Les physiciens ont testé leur méthode sur une fine couche d'or avec des fentes étroites de moins de 250 nanomètres de large. Ces fentes étaient éclairées par le bas avec une lumière laser bleue. "La lumière passant à travers ces espaces étroits est limitée à la largeur de l'espace, le rendant idéal pour démontrer la microscopie optique à haute résolution, " dit Gross.
Pendant la mesure, un « essaim de microtubules » glisse simultanément dans différentes directions à travers la surface de la couche d'or. A l'aide d'un appareil photo, la position de chaque point quantique transporté peut être déterminée avec précision à des intervalles de temps définis. Si une boîte quantique se déplace dans le champ proche optique d'une fente, il éclaire plus fortement et fait donc office de capteur optique. Le diamètre de la boîte quantique n'étant que de quelques nanomètres, la répartition lumineuse à l'intérieur de la fente peut être déterminée de manière extrêmement précise, contournant ainsi la limite de diffraction.

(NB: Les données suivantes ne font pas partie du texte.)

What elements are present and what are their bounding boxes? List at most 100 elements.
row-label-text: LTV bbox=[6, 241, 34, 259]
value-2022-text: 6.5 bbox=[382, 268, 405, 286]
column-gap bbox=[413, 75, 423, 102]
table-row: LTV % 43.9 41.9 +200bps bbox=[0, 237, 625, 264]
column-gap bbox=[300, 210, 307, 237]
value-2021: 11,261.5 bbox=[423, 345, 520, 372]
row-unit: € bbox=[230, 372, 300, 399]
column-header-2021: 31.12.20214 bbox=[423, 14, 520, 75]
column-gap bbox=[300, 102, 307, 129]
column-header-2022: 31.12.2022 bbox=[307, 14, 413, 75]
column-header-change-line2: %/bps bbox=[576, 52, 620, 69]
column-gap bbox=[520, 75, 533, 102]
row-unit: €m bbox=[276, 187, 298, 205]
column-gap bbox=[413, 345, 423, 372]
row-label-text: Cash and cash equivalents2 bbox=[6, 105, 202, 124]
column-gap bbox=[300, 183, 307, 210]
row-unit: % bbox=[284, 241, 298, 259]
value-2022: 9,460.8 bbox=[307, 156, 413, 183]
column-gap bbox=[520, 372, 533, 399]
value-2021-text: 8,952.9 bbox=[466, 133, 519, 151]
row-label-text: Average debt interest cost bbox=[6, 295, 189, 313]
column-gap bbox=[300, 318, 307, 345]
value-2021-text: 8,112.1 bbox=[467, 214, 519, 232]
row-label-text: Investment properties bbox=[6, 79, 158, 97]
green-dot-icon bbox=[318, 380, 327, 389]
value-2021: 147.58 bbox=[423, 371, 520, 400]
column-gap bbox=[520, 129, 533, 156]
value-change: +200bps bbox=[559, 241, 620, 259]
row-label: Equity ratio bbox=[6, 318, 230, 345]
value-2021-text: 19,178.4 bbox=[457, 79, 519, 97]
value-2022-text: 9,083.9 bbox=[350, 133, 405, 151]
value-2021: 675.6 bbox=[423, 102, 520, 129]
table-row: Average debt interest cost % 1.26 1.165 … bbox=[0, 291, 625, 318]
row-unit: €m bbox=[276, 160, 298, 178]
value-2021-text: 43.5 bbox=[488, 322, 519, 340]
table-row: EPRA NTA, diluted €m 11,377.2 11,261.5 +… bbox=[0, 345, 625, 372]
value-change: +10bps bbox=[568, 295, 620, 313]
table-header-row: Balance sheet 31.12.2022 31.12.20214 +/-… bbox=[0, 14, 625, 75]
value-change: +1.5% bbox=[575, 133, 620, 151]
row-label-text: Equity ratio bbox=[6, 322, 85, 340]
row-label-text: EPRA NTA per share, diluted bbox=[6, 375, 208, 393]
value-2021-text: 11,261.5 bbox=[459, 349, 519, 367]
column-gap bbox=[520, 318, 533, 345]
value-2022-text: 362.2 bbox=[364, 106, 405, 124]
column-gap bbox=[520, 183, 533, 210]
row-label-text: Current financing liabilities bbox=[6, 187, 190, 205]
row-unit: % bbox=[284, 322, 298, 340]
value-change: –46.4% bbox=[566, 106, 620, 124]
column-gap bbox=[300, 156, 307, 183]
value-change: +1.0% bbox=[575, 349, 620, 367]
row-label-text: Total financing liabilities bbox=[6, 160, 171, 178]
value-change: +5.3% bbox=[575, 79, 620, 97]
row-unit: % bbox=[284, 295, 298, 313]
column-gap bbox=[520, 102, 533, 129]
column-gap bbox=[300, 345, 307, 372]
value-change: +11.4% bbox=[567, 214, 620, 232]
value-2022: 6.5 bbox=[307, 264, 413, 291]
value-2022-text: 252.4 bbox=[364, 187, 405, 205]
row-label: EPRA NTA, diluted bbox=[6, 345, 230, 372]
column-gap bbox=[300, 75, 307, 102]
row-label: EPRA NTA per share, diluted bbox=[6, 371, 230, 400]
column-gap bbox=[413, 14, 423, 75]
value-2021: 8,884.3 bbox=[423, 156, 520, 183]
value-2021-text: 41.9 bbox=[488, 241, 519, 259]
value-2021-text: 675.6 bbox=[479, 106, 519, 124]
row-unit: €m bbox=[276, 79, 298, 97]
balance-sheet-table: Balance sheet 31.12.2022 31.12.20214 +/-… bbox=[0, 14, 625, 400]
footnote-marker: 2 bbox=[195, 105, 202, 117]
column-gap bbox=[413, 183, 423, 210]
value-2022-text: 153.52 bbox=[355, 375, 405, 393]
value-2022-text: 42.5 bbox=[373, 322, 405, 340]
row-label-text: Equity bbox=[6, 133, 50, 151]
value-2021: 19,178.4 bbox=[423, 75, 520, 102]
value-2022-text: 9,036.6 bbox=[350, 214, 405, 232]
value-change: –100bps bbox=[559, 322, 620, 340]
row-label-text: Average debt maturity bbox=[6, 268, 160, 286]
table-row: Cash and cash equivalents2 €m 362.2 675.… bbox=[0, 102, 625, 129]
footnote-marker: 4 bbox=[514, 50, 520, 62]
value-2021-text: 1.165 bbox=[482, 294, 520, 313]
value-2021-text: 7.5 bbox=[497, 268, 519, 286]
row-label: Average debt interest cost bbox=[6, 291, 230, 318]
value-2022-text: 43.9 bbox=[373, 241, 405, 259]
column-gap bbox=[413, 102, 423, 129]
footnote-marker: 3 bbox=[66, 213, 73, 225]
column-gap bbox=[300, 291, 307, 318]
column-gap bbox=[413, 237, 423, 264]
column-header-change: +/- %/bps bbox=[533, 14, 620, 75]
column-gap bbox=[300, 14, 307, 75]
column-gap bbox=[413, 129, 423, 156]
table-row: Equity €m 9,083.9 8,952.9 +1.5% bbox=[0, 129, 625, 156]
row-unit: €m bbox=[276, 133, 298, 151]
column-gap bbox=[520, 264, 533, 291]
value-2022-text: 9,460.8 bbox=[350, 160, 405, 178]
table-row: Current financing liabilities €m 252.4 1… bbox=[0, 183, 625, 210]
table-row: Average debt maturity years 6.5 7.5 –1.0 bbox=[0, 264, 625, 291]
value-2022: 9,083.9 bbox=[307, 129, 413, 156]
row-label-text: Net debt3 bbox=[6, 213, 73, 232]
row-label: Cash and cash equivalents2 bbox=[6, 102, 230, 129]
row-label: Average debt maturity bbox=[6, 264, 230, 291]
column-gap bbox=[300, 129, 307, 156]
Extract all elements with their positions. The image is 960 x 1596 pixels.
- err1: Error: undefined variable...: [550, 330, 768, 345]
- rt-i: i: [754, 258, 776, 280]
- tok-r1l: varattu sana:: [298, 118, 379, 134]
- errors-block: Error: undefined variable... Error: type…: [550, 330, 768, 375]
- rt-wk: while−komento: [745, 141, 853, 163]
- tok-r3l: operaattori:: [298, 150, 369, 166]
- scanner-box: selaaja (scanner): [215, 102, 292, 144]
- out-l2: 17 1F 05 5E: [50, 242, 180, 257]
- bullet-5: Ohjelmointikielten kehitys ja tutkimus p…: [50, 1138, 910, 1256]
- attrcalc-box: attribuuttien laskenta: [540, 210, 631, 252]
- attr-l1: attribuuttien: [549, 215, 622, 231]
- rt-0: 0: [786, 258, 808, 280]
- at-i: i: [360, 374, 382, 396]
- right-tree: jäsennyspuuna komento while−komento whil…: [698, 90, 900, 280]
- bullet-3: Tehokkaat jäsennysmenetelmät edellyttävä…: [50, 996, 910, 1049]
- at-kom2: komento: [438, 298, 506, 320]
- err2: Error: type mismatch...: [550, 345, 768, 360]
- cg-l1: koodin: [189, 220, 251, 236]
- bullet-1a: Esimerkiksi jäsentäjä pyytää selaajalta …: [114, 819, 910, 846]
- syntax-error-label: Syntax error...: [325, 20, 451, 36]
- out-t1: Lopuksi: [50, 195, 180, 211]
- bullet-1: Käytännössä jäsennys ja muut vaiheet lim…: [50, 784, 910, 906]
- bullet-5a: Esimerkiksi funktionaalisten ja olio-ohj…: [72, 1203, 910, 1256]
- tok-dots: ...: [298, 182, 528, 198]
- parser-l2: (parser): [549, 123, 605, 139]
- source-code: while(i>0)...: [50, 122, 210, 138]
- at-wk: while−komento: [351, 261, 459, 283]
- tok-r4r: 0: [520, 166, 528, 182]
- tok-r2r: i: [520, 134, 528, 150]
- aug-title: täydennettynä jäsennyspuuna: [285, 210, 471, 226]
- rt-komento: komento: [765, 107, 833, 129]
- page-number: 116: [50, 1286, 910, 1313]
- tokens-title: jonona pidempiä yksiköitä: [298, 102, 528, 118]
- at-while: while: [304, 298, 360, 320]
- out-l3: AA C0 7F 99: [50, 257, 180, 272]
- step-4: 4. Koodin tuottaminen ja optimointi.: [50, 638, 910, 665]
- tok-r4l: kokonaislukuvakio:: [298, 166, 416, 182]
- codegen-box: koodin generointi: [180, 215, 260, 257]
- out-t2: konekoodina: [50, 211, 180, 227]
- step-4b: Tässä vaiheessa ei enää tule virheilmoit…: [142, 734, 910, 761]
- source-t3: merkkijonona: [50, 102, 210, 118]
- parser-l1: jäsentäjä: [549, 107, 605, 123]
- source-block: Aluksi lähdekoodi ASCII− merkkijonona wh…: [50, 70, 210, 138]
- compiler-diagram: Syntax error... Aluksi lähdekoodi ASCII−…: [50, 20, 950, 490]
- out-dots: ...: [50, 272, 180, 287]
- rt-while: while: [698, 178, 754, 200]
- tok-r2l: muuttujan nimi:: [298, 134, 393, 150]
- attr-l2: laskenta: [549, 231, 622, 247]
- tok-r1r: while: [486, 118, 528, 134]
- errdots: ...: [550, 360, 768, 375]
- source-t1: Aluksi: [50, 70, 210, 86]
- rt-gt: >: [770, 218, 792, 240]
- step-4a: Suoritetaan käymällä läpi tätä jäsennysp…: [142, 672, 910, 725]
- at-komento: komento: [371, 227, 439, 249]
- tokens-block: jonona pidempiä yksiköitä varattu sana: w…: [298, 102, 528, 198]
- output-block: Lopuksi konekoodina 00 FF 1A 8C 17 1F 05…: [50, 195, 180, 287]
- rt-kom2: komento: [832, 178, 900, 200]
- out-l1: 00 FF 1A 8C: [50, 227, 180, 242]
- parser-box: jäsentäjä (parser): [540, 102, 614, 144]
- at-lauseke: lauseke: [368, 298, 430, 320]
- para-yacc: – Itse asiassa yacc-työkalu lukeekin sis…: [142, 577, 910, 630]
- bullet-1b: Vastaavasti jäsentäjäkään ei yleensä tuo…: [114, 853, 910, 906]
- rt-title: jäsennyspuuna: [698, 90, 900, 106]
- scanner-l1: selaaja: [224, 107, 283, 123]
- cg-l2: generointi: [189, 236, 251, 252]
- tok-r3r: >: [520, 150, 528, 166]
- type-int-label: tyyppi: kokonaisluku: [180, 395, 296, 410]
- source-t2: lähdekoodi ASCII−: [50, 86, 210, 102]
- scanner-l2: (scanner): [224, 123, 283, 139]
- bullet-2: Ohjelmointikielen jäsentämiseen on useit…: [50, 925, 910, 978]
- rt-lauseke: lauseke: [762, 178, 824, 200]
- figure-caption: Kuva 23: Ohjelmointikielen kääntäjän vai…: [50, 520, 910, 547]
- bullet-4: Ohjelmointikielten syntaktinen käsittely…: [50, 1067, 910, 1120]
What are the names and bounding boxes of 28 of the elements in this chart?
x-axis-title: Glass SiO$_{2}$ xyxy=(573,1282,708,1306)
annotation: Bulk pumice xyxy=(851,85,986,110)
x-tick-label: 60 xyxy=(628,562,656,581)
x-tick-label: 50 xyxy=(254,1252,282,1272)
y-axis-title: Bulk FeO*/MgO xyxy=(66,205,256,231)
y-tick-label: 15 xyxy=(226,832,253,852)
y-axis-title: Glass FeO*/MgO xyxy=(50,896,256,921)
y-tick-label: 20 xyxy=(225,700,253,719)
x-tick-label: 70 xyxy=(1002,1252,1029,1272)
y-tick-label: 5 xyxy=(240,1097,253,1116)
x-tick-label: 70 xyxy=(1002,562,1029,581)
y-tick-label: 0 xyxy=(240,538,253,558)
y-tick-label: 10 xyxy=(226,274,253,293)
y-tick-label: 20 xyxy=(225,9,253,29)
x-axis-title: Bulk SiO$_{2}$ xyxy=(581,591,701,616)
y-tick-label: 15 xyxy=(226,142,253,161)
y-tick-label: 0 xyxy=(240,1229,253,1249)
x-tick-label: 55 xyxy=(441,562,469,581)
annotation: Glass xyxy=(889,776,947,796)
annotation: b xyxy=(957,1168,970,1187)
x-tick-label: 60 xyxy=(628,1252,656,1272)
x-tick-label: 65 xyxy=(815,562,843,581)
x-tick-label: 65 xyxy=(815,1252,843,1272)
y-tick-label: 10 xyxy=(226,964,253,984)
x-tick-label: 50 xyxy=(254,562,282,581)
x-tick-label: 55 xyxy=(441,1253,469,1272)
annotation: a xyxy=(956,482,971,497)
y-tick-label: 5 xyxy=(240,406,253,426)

Une autre caractéristique intéressante de cette approche est qu'en raison de sa longueur et de sa force, un microtubule se déplace d'une manière extrêmement droite et prévisible sur la surface de l'échantillon revêtue d'un moteur. "Cela permet de déterminer la position des points quantiques 10 fois plus précisément qu'avec les méthodes de microscopie haute résolution précédemment établies, " explique le Dr Jens Ehrig, ancien post-doctorant dans le groupe Diez et actuel responsable de l'installation "Imagerie et Manipulation Moléculaires" au Centre de Bioingénierie Moléculaire et Cellulaire (CMCB) de la TU Dresde. Par ailleurs, les perturbations causées par des artefacts dus au couplage en champ proche peuvent être exclues. Étant donné que le système de transport ne comprend que quelques molécules, son influence sur les champs optiques proches est négligeable.
Les chercheurs espèrent utiliser leur idée pour établir une nouvelle technologie dans le domaine de la microscopie de surface. Dans tous les cas, ils sont convaincus que ce type de microscopie a des applications dans l'inspection optique de surfaces nanostructurées. Dans une prochaine étape, les chercheurs souhaitent utiliser ce système de transport moléculaire pour coupler des points quantiques à des résonateurs optiques en champ proche spécialement préparés pour étudier leur interaction.